Smallholder agriculture in Malawi, Niger, Burkina Faso and Zambia has benefited from the doubling and tripling of maize yields, thanks to a unique acacia known as the “fertilizer tree”, the evidence of which has been presented at a conference in Hague.

And with these findings, agroforestry experts at the conference want decision-makers in Africa to use these findings by spreading them to parts of Africa that are most affected by food shortages and climate change and also find new ways by which the lives of smallholder farmers can be made easier by solving their most pressing problems.

According to Dr. Dennis Darity, Director-General of the World Agroforestry Centre, the integration of these fertilizer trees might be an affordable and easily accessible answer to the production shortages that are currently plaguing Africa’s farms.

He also mentioned that if the target of doubling Africa’s food production capability was to be reached by 2050, then an unconventional approach (such as ‘evergreen agriculture’) will have to be taken up as the continent’s soil has depleted along with farmers having to cope with a changing climate as well.

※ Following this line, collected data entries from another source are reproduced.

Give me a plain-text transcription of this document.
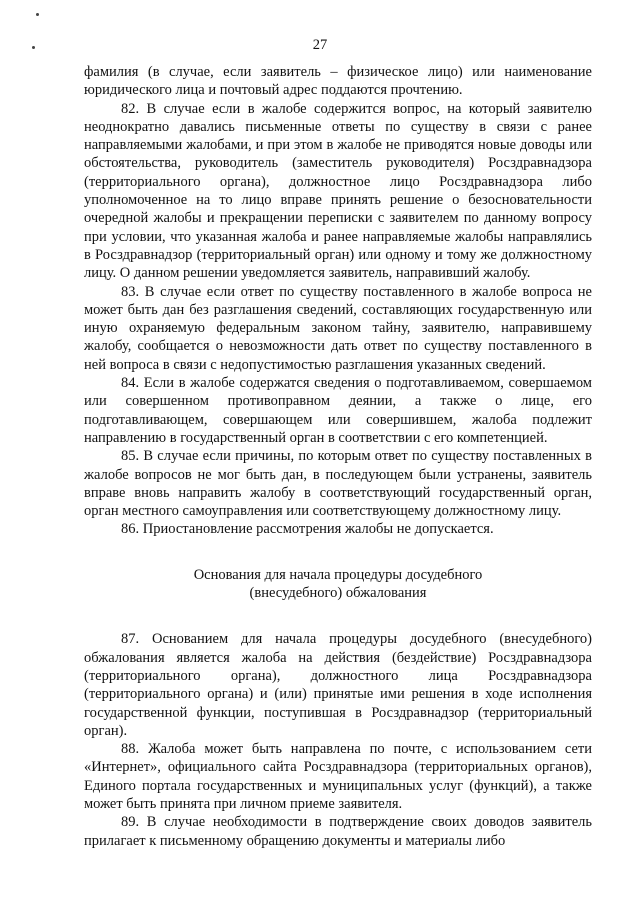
27

фамилия (в случае, если заявитель – физическое лицо) или наименование юридического лица и почтовый адрес поддаются прочтению.

82. В случае если в жалобе содержится вопрос, на который заявителю неоднократно давались письменные ответы по существу в связи с ранее направляемыми жалобами, и при этом в жалобе не приводятся новые доводы или обстоятельства, руководитель (заместитель руководителя) Росздравнадзора (территориального органа), должностное лицо Росздравнадзора либо уполномоченное на то лицо вправе принять решение о безосновательности очередной жалобы и прекращении переписки с заявителем по данному вопросу при условии, что указанная жалоба и ранее направляемые жалобы направлялись в Росздравнадзор (территориальный орган) или одному и тому же должностному лицу. О данном решении уведомляется заявитель, направивший жалобу.

83. В случае если ответ по существу поставленного в жалобе вопроса не может быть дан без разглашения сведений, составляющих государственную или иную охраняемую федеральным законом тайну, заявителю, направившему жалобу, сообщается о невозможности дать ответ по существу поставленного в ней вопроса в связи с недопустимостью разглашения указанных сведений.

84. Если в жалобе содержатся сведения о подготавливаемом, совершаемом или совершенном противоправном деянии, а также о лице, его подготавливающем, совершающем или совершившем, жалоба подлежит направлению в государственный орган в соответствии с его компетенцией.

85. В случае если причины, по которым ответ по существу поставленных в жалобе вопросов не мог быть дан, в последующем были устранены, заявитель вправе вновь направить жалобу в соответствующий государственный орган, орган местного самоуправления или соответствующему должностному лицу.

86. Приостановление рассмотрения жалобы не допускается.

Основания для начала процедуры досудебного
(внесудебного) обжалования

87. Основанием для начала процедуры досудебного (внесудебного) обжалования является жалоба на действия (бездействие) Росздравнадзора (территориального органа), должностного лица Росздравнадзора (территориального органа) и (или) принятые ими решения в ходе исполнения государственной функции, поступившая в Росздравнадзор (территориальный орган).

88. Жалоба может быть направлена по почте, с использованием сети «Интернет», официального сайта Росздравнадзора (территориальных органов), Единого портала государственных и муниципальных услуг (функций), а также может быть принята при личном приеме заявителя.

89. В случае необходимости в подтверждение своих доводов заявитель прилагает к письменному обращению документы и материалы либо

Evergreen agriculture has been able to provide crop yields in the aforementioned countries due to the fact that these trees are able to trap nitrogen from the air while being able to replenish the soil by transferring nitrogen through its roots and leaf litter. Not only do these trees add nutrients to the soils but they increase food crop yields and the production of timber, fuel and fodder.

Faidherbia albida is one such example which not only provides cover for several crops to grow but does not compete for food, light or soil during the crop-growing period as it remains dormant during that period. In addition, the leaves and pods of the tree serve as animal fodder, and continue to provide these benefits for almost 70 to 100 years.

And what is remarkable is that farmers in Malawi have increased their crop yields by almost 280 percent using evergreen agriculture, this being a sign of the times ahead, which will use this environmentally-sound farming technology that will be developed further to cater to a wider range of smallholder farming systems in diverse agricultural environments in order to increase crop yields substantially.